More than sibling rivalry

“There are times I cannot believe we have the same parents. Like how can we be so different and how could it be that we almost seem to hate each other? I know hate is a strong term but that is how it feels at times.

“It is not something I would want to admit publicly and I try my best not to talk about it in public but at times it really gets to me.”

The words of a woman with five sisters with whom she has not had a harmonious relationship for years. During a recent conversation she commented that she was sometimes jealous of siblings who seem to have relatively good relations. From the outside looking in I was never the wiser that she had issues with her sisters. I told her that all siblings have issues at times because we are unique individuals and if you can have misunderstandings with your spouse, children and parents then it stands to reason that siblings’ relations are not always harmonious.

“It is not like that, with us it is more than that. At least with me and two of them we just cannot get along and when it is settled some of the most hurtful things are said and we can’t seem to get past it,” she replied.

“Sometimes I am really ashamed because whenever we meet up you can guarantee that there will be an issue. Even our parents would try for us not to get together but of course it happens and as you would expect we have problems. I feel like a stranger at times and this for me is the biggest problem, I don’t feel the connection.”

It was obvious that she was having a hard time explaining and even I was having difficulty understanding because I could not fathom it, especially since they all share the same parents.

I asked her if they ever attempted to sit and talk about it and maybe have a neutral person listen and offer an opinion.

“Let me tell you, if we only try that it would come to nothing. You know why? Because no one would accept that they wrong. I does say when I wrong and I not saying that to make myself look good because I do my share as well. But these two particular sisters, they never wrong and they would do some of the worse things,” she answered.

“It so bad that even they and them children don’t get along and that for me says a lot. I believe that there is something wrong with them but of course you can never tell them this. Maybe it is because they did not go far in school, I don’t want to say that I am better than them but their reasoning is just way off. It is like they just don’t understand anything.

“For them a buse and cuss down is the answer to everything. I not saying that I don’t give my share because when you see I upset I can say things that I am sorry for later. But with them, they always ready. They always right. They always know and once things not going according to what they say then is a problem. The other one bigger than me and it is not that we does really get along but we don’t quarrel a lot and we kinda okay but it is not that we have any real loving relationship.

“How they deal with things is by staying away.

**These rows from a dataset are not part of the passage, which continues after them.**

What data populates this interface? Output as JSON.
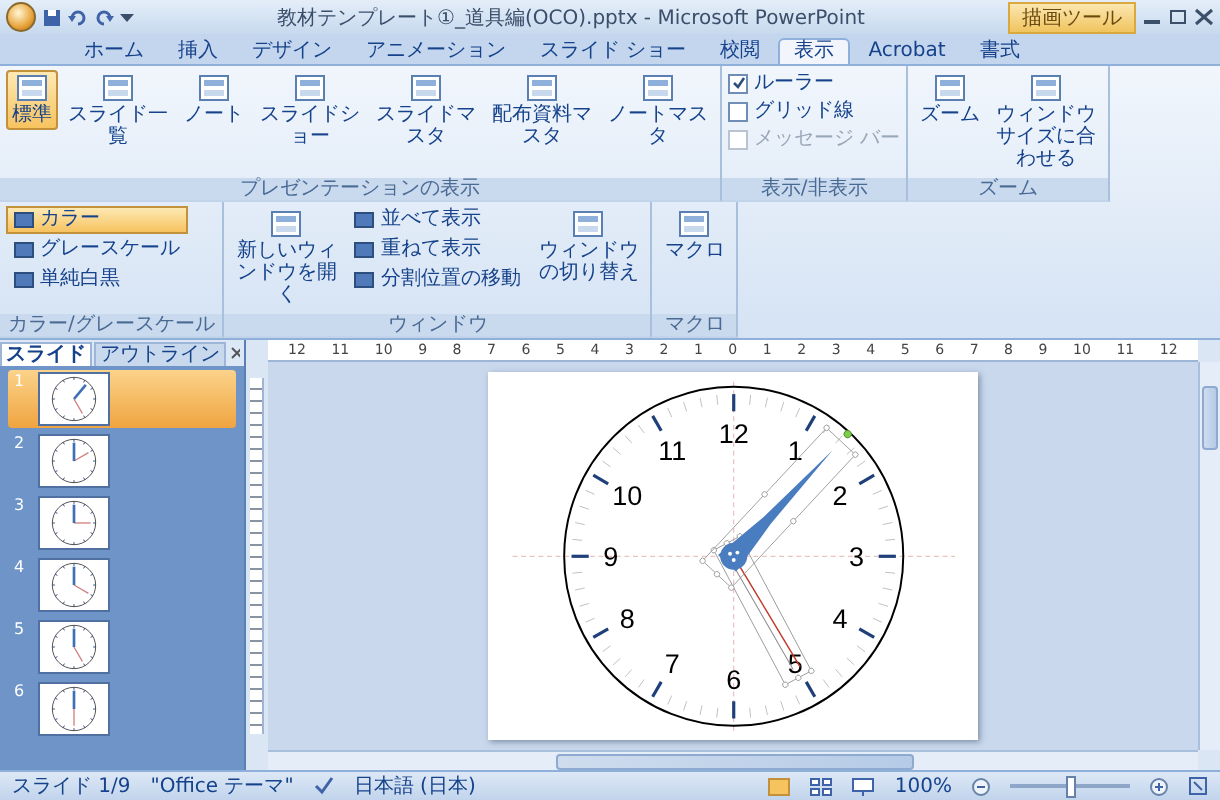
{
  "window": {
    "title": "教材テンプレート①_道具編(OCO).pptx - Microsoft PowerPoint",
    "context_group": "描画ツール"
  },
  "tabs": [
    {
      "label": "ホーム",
      "selected": false
    },
    {
      "label": "挿入",
      "selected": false
    },
    {
      "label": "デザイン",
      "selected": false
    },
    {
      "label": "アニメーション",
      "selected": false
    },
    {
      "label": "スライド ショー",
      "selected": false
    },
    {
      "label": "校閲",
      "selected": false
    },
    {
      "label": "表示",
      "selected": true
    },
    {
      "label": "Acrobat",
      "selected": false
    },
    {
      "label": "書式",
      "selected": false
    }
  ],
  "ribbon": {
    "groups": [
      {
        "label": "プレゼンテーションの表示",
        "items": [
          {
            "kind": "large",
            "label": "標準",
            "selected": true
          },
          {
            "kind": "large",
            "label": "スライド一覧",
            "selected": false
          },
          {
            "kind": "large",
            "label": "ノート",
            "selected": false
          },
          {
            "kind": "large",
            "label": "スライドショー",
            "selected": false
          },
          {
            "kind": "large",
            "label": "スライドマスタ",
            "selected": false
          },
          {
            "kind": "large",
            "label": "配布資料マスタ",
            "selected": false
          },
          {
            "kind": "large",
            "label": "ノートマスタ",
            "selected": false
          }
        ]
      },
      {
        "label": "表示/非表示",
        "items": [
          {
            "kind": "check",
            "label": "ルーラー",
            "checked": true,
            "disabled": false
          },
          {
            "kind": "check",
            "label": "グリッド線",
            "checked": false,
            "disabled": false
          },
          {
            "kind": "check",
            "label": "メッセージ バー",
            "checked": false,
            "disabled": true
          }
        ]
      },
      {
        "label": "ズーム",
        "items": [
          {
            "kind": "large",
            "label": "ズーム",
            "selected": false
          },
          {
            "kind": "large",
            "label": "ウィンドウサイズに合わせる",
            "selected": false
          }
        ]
      },
      {
        "label": "カラー/グレースケール",
        "items": [
          {
            "kind": "small",
            "label": "カラー",
            "selected": true
          },
          {
            "kind": "small",
            "label": "グレースケール",
            "selected": false
          },
          {
            "kind": "small",
            "label": "単純白黒",
            "selected": false
          }
        ]
      },
      {
        "label": "ウィンドウ",
        "items": [
          {
            "kind": "large",
            "label": "新しいウィンドウを開く",
            "selected": false
          },
          {
            "kind": "small",
            "label": "並べて表示",
            "selected": false
          },
          {
            "kind": "small",
            "label": "重ねて表示",
            "selected": false
          },
          {
            "kind": "small",
            "label": "分割位置の移動",
            "selected": false
          },
          {
            "kind": "large",
            "label": "ウィンドウの切り替え",
            "selected": false
          }
        ]
      },
      {
        "label": "マクロ",
        "items": [
          {
            "kind": "large",
            "label": "マクロ",
            "selected": false
          }
        ]
      }
    ]
  },
  "panel": {
    "tabs": [
      {
        "label": "スライド",
        "selected": true
      },
      {
        "label": "アウトライン",
        "selected": false
      }
    ],
    "slides": [
      {
        "number": "1",
        "selected": true
      },
      {
        "number": "2",
        "selected": false
      },
      {
        "number": "3",
        "selected": false
      },
      {
        "number": "4",
        "selected": false
      },
      {
        "number": "5",
        "selected": false
      },
      {
        "number": "6",
        "selected": false
      }
    ]
  },
  "ruler_numbers": [
    "12",
    "11",
    "10",
    "9",
    "8",
    "7",
    "6",
    "5",
    "4",
    "3",
    "2",
    "1",
    "0",
    "1",
    "2",
    "3",
    "4",
    "5",
    "6",
    "7",
    "8",
    "9",
    "10",
    "11",
    "12"
  ],
  "clock": {
    "numerals": [
      "12",
      "1",
      "2",
      "3",
      "4",
      "5",
      "6",
      "7",
      "8",
      "9",
      "10",
      "11"
    ]
  },
  "status_bar": {
    "slide": "スライド 1/9",
    "theme": "\"Office テーマ\"",
    "language": "日本語 (日本)",
    "zoom": "100%",
    "zoom_slider": {
      "level": 0.5
    }
  }
}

So you would see them like three times a year and in the family group they never have anything to say. But for me that is not really being a family.

“And our parents is of no help. My father don’t say a lot and my mother is whatever side of the bed she wake on that is the side she taking. Nothing really to help the situation because sometimes I feel she push fire more than anything.

“We can’t go out as sisters and have a good time and it come down to our children as well. They are not living good as cousins. But of course we can’t blame them because we are not setting the right example. At times I just want to move far away and forget about them but then I look around and see how some families living and I feel really sad.

“I would then try to do something and then it would just fall apart and I would feel worse then before and that is how it has been for years. Like a rollercoaster.

“At this age and stage in my life I am sadly concluding there is not much can be done. This is how it is going to be and now for my own peace of mind I just stay away as much as I can. I really don’t care much to be with them because it cause too much pain and stress so that is how we live. I find out from my mother mostly how things are going and that is it.

“But I wouldn’t lie I do feel sad at times, especially when I see how some other siblings live. We grew up in the same house and everything and now we can’t seem to be in a room for a few hours without an issue. That for me is really sad and it hurts but I have learnt to live with it. What else can I do? I don’t know what is the real problem. Not saying I am not at fault but I do feel I have tried my best,” she added.

I felt this sister’s pain but there was not much I could have said to comfort her. I have seven siblings. We all did not grow up in the same house but I am so happy that I have a relatively good relationship with all of them. It is not that we have not had issues but I would not trade them for anything and I wish this sister had just a little of what we share. It must be painful not to have a relationship with your own ‘flesh and blood’ but as she said sometimes for your peace of mind you just have to separate yourself. That’s just life.